The post is moving and horrifying. And yet, the entirety of its premise is wrong—and in an important way. The piece is written as an open letter to the public, at whose feet Dylan Farrow lays blame for the continued adulation of her alleged abuser. She also calls out “Hollywood,” and in particular several actors who have worked with, or are friends with, Allen. One could hardly argue that the famous and the powerful aren’t given passes upon passes for every shade and shape of misbehavior. But that’s not what happened here.
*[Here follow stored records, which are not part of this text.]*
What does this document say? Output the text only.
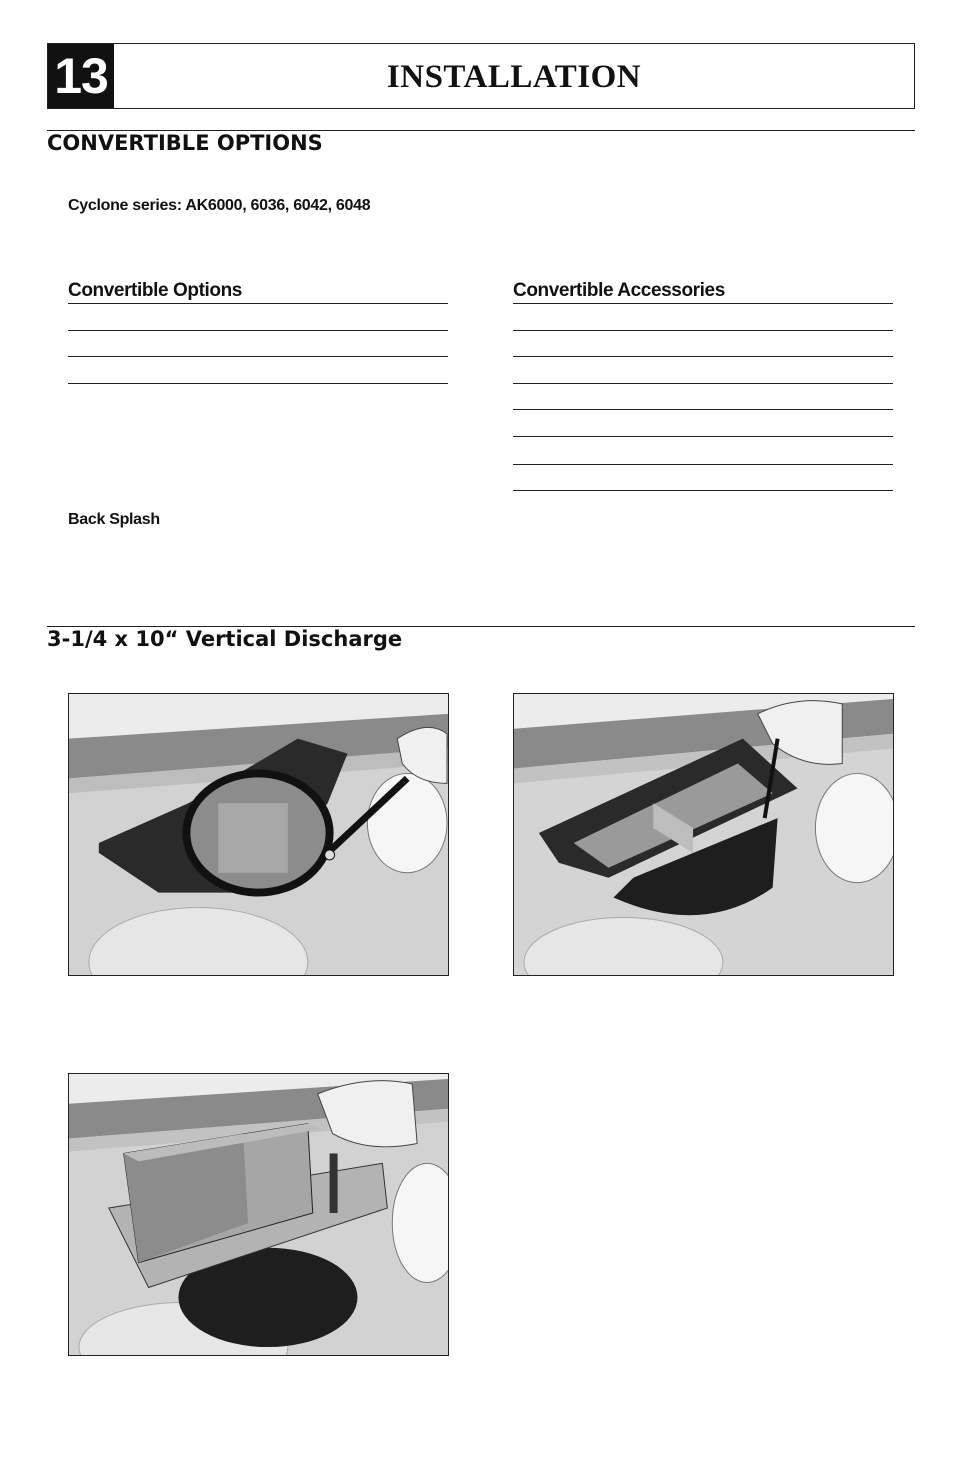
13	INSTALLATION
CONVERTIBLE OPTIONS
Cyclone series: AK6000, 6036, 6042, 6048
Convertible Options	Convertible Accessories
Back Splash
3-1/4 x 10“ Vertical Discharge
Someone is responsible for Dylan Farrow’s pain, but it is not the public.

In Farrow’s own words: “After a custody hearing denied my father visitation rights, my mother declined to pursue criminal charges, despite findings of probable cause by the State of Connecticut – due to, in the words of the prosecutor, the fragility of the ‘child victim.’ Woody Allen was never convicted of any crime.” Something is missing here, as it seems at the very least unclear that there were charges that could be pressed. But at least for argument’s sake, let’s take Dylan Farrow at her own word. If true, Mia Farrow’s decision not to press charges makes clear and obvious sense. She was, according to this account, protecting a fragile and traumatized child—which would have been nearly anyone’s top priority.

But that decision still had a major consequence in the court of public opinion: It disabled our ability to judge anyone either way, and it solidified this as an endless he-said-she-said. As Dylan Farrow notes: “Most found it easier to accept the ambiguity, to say, “who can say what happened.’” But this isn’t because people are callous or cowardly, as Farrow seems to be arguing. It’s because we, as private citizens, are not imbued with the right to pass these judgments. Instead, we maintain a court system for this, in which evidence is presented and sifted and adjudicated by a judge and a jury who are empowered to determine questions of guilt or innocence. Imagine if Mia Farrow had pressed charges and Allen had been convicted and gone to prison. Does anyone think, for one second, that he’d be the recipient of a Golden Globes lifetime achievement award?

And indeed, if anyone abrogated their civic duty, it was not the public. “That he got away with what he did to me haunted me as I grew up,” Farrow writes. “I was stricken with guilt that I had allowed him to be near other little girls.” She has one thing wrong here: *She* did not allow this; she was a child. But indeed, if we are to believe this story, her mother did—perhaps for entirely understandable reasons. But still: the person who, inadvertently or not, protected Allen from facing public judgment is the person who prevented him from ever being formally judged.

Again, I am not arguing that Mia Farrow made a mistake when she declined to press charges. I am simply saying that in doing so, she assured that the public would never have clear grounds on which to judge either side. Whatever the facts, it seems clear that everyone involved has experienced a toxic family psychodrama. But it is ultimately a private one. And the public’s resistance to declaring the guilt or innocence of any of the participants, as painful as it may be for Dylan Farrow or her mother or Woody Allen or anyone else, is in fact exactly the right moral choice. Dylan Farrow is angry and frustrated that no verdict was ever rendered in her case—and she should be. But the address for this cri de coeur is not us; it’s her mother.

Alana Newhouse is the editor-in-chief of Tablet Magazine.